- Born: April 23, 1910 Germany
- Died: May 12, 1996 Germany
- Occupation: Jazz pianist
- Known for: Holocaust survivor; Theresienstadt ghetto musician

= Martin Roman =

German jazz pianist

Martin Roman (23 April 1910 – 12 May 1996) was a German Jewish jazz pianist and Holocaust survivor.

At the time of the Reichstag fire in February 1933, Martin was stopped by SS men at the entrance to the huge Vaterland emporium in Berlin, where his band, the Marek Weber Band, was employed. He left for the Netherlands. In January 1944 Roman was transported to Theresienstadt concentration camp.

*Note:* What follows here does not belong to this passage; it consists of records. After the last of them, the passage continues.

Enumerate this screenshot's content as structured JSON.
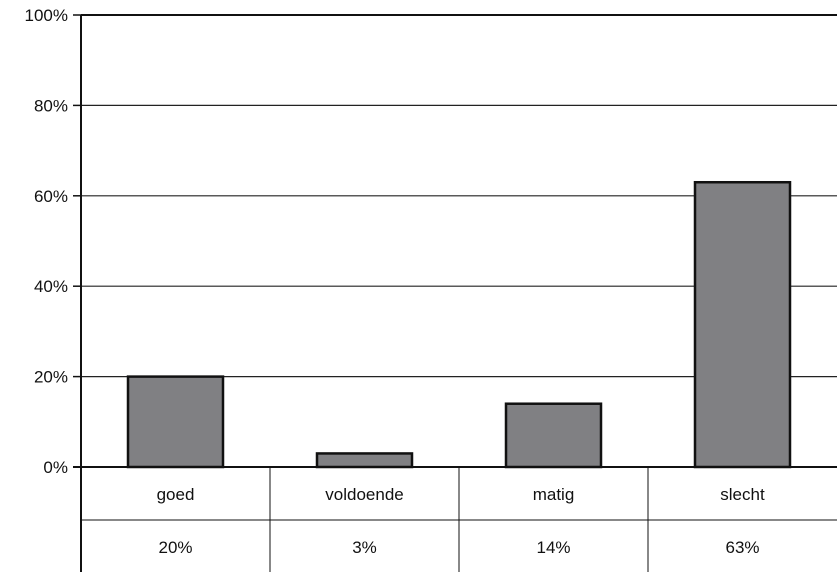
{
  "chart_data": {
    "type": "bar",
    "categories": [
      "goed",
      "voldoende",
      "matig",
      "slecht"
    ],
    "values": [
      20,
      3,
      14,
      63
    ],
    "value_labels": [
      "20%",
      "3%",
      "14%",
      "63%"
    ],
    "ylim": [
      0,
      100
    ],
    "y_ticks": [
      0,
      20,
      40,
      60,
      80,
      100
    ],
    "y_tick_labels": [
      "0%",
      "20%",
      "40%",
      "60%",
      "80%",
      "100%"
    ],
    "grid": true,
    "title": "",
    "xlabel": "",
    "ylabel": "",
    "colors": {
      "bar_fill": "#808083",
      "bar_stroke": "#111111",
      "axis": "#111111",
      "grid": "#222222"
    }
  }
}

In the summer of 1944, he was forced to participate in a propaganda film in Theresienstadt which the commandant Karl Rahm had coerced the actor Kurt Gerron to direct. Roman appeared leading his Ghetto Swingers. When the filming was over Roman and Gerron were sent to Auschwitz, where Gerron perished.

Like jazz drummer and guitarist Coco Schumann, Roman survived. Gerron and clarinetist Fritz Weiss of the Jazz-Quintet-Weiss did not.

Roman's "Wir reiten auf hölzernen Pferden" was recorded on the album Terezín - Theresienstadt, by Anne Sofie von Otter.